The study unveils that cocoon therapy, avoiding mental stimulation by resting in bed in the dark, isn’t conducive. On the other hand, exercise is a better alternative, especially when done under trained personnel such as clinicians. Many studies have highlighted the benefits of exercise and this study gives people another reason to work out.

Light exercise hastens recovery

A study observed 1200 athletes from 30 college institutions countrywide. It is considered the moment before the injury and at injury till clearance. The study’s intent wasn’t to scrutinize the relationship between concussion healing and exercise. Fortunately, the information gathered aligned with the concept.

Athletes who initiated light physical activity within 48 hours had a higher likelihood of symptom resolution of approximately 2.5 days. Athletes who commenced eight days after their injury showed low symptom recovery compared to athletes who failed to exercise and required five more days for recovery. The athletes that benefited the most were the ones who developed persistent concussion symptoms. The earlier exercise group of athletes had reduced persistence symptoms at 4%, while the latter had higher persistence symptoms at 11%.

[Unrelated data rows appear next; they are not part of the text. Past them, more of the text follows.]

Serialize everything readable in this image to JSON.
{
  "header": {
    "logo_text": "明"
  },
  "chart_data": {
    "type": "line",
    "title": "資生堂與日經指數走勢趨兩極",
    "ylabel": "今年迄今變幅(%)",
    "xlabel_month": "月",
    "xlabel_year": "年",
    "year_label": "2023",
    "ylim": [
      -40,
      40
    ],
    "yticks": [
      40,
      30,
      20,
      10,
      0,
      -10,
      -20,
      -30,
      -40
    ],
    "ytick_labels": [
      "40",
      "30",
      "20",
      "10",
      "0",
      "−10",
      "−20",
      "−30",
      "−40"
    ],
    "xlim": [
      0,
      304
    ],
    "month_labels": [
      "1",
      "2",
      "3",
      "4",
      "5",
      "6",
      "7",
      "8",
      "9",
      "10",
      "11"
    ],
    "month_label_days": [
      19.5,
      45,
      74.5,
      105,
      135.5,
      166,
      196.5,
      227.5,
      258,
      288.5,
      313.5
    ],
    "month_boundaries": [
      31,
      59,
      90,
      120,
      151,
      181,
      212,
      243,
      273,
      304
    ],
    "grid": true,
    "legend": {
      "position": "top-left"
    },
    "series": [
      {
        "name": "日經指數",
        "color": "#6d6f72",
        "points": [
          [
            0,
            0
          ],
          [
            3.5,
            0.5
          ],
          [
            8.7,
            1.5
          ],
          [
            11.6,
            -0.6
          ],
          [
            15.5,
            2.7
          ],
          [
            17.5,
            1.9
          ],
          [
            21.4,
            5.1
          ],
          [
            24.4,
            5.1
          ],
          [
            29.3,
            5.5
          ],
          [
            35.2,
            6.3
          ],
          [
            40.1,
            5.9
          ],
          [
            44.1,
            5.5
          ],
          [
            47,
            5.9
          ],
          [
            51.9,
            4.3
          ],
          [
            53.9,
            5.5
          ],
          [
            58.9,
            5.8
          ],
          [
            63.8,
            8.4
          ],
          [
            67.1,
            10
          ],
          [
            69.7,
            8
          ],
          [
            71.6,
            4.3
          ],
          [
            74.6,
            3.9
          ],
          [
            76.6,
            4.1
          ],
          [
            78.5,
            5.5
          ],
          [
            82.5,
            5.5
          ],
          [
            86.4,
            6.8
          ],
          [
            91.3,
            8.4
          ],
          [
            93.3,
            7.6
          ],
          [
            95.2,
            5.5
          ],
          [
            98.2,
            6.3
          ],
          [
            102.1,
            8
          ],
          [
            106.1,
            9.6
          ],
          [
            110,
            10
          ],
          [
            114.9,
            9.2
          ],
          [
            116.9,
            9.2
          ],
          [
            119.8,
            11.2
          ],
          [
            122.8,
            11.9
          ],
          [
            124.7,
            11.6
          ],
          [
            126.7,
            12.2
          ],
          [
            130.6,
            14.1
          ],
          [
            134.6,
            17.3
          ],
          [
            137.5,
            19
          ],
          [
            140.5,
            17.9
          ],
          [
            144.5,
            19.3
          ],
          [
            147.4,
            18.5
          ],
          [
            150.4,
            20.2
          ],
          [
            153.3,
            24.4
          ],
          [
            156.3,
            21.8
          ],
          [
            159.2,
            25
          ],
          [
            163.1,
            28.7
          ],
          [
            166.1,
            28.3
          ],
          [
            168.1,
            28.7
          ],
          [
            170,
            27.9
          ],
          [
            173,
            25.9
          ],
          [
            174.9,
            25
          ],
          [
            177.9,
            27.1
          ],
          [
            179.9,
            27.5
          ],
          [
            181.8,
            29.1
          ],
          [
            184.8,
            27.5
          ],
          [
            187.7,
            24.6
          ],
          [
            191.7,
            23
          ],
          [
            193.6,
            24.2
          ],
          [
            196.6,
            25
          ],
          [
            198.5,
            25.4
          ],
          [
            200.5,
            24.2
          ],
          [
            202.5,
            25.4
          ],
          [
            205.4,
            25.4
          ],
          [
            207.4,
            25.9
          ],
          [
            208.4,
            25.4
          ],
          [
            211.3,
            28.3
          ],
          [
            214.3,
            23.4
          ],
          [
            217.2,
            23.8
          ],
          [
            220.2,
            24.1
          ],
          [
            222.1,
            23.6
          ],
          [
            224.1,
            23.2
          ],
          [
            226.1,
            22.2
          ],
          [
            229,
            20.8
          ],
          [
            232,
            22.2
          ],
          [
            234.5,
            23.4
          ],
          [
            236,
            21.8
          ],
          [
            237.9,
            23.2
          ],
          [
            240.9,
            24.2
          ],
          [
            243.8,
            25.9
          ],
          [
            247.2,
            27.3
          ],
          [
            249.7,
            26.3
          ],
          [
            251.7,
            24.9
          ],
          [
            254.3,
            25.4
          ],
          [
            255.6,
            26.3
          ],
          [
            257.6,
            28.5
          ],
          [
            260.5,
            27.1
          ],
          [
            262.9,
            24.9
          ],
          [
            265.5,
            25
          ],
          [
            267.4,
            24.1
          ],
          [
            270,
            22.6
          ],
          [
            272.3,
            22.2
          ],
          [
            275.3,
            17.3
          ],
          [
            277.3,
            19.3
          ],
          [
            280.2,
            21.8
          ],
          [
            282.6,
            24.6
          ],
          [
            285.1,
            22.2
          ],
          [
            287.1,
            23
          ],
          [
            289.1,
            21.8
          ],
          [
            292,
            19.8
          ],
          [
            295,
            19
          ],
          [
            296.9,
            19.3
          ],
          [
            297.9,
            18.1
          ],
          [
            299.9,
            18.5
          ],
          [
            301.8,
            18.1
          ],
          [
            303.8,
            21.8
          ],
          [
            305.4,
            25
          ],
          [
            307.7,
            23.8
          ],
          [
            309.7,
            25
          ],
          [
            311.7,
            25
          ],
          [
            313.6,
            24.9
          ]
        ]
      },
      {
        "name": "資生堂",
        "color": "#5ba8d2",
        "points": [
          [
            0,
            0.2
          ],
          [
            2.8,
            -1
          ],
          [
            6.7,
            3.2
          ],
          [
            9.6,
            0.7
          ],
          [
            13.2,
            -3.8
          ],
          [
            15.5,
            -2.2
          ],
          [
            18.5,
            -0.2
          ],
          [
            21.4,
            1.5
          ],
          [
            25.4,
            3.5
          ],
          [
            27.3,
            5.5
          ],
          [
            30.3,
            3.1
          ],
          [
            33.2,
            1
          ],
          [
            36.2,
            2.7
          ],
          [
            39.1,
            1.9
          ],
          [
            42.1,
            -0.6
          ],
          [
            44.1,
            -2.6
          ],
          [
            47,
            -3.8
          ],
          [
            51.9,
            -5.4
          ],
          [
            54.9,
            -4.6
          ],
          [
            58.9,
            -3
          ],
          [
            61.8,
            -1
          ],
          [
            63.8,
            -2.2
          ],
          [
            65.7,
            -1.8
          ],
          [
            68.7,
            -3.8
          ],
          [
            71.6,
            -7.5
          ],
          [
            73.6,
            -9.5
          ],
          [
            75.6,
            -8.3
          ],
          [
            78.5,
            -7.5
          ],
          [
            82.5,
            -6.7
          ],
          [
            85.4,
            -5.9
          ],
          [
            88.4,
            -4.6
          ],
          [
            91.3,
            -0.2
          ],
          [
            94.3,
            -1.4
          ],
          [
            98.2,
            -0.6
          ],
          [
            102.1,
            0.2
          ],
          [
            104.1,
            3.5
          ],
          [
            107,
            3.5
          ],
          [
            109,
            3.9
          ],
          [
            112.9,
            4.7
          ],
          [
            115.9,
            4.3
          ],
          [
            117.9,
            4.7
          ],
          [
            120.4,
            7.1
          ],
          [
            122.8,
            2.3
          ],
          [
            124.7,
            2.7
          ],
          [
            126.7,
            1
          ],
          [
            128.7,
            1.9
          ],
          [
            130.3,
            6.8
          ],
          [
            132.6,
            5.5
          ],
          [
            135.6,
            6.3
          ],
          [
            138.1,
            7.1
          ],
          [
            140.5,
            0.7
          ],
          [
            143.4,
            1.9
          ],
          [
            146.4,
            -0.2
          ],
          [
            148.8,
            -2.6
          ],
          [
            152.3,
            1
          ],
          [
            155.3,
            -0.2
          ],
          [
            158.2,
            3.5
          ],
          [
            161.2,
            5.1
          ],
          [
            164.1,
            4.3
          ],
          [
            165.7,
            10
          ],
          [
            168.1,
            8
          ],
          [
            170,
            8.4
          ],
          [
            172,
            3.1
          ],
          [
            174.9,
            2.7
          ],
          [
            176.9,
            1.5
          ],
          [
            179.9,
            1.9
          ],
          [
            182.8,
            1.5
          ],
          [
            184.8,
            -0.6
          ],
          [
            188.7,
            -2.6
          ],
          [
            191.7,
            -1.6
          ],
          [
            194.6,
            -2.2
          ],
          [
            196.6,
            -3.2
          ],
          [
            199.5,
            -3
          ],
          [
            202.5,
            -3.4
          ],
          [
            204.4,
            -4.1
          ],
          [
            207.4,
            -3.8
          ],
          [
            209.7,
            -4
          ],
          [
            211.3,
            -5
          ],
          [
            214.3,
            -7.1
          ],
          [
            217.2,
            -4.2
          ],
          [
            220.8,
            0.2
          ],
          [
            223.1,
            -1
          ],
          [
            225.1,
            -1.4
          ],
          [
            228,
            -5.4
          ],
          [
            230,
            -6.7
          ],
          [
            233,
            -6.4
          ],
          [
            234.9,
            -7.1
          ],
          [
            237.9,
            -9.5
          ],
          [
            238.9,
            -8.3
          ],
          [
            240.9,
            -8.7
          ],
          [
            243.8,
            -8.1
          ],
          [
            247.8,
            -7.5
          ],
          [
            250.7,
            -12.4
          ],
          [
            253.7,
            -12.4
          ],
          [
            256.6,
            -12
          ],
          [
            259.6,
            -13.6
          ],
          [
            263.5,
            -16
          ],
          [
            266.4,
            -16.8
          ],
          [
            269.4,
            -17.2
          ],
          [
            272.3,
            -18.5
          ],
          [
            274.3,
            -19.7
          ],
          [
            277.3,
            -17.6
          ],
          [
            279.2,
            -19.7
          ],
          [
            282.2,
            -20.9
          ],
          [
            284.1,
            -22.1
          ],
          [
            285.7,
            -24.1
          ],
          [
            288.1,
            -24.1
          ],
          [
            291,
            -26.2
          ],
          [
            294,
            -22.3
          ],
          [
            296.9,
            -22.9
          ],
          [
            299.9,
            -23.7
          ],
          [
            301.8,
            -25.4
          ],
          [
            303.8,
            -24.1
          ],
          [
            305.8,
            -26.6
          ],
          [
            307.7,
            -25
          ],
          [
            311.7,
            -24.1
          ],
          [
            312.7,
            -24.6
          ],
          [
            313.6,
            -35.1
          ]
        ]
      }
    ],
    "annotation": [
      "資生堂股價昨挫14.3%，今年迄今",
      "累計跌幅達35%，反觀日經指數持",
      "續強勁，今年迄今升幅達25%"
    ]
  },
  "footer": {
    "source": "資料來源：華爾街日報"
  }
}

As a study author, Landon Lempke emphasized that the observations don’t suggest an athlete is ready to play again. Procedures put in place after injury are there to be followed. All physical activities are to be monitored by a clinician after enduring a concussion. Lempke also adds that in exercising, too much effort in a short period and too little effort in a long period is detrimental to recovery.

What to keep in mind

 Lempke emphasizes that athletes suffering a concussion should be upfront about it instead of hiding or delaying reporting it. Failure to do so may result in longer recovery and other avoidable consequences.  Lempke adds that medical practitioners should keep up with modern developments in concussion treatments. Exercise can be included so long as it is closely monitored.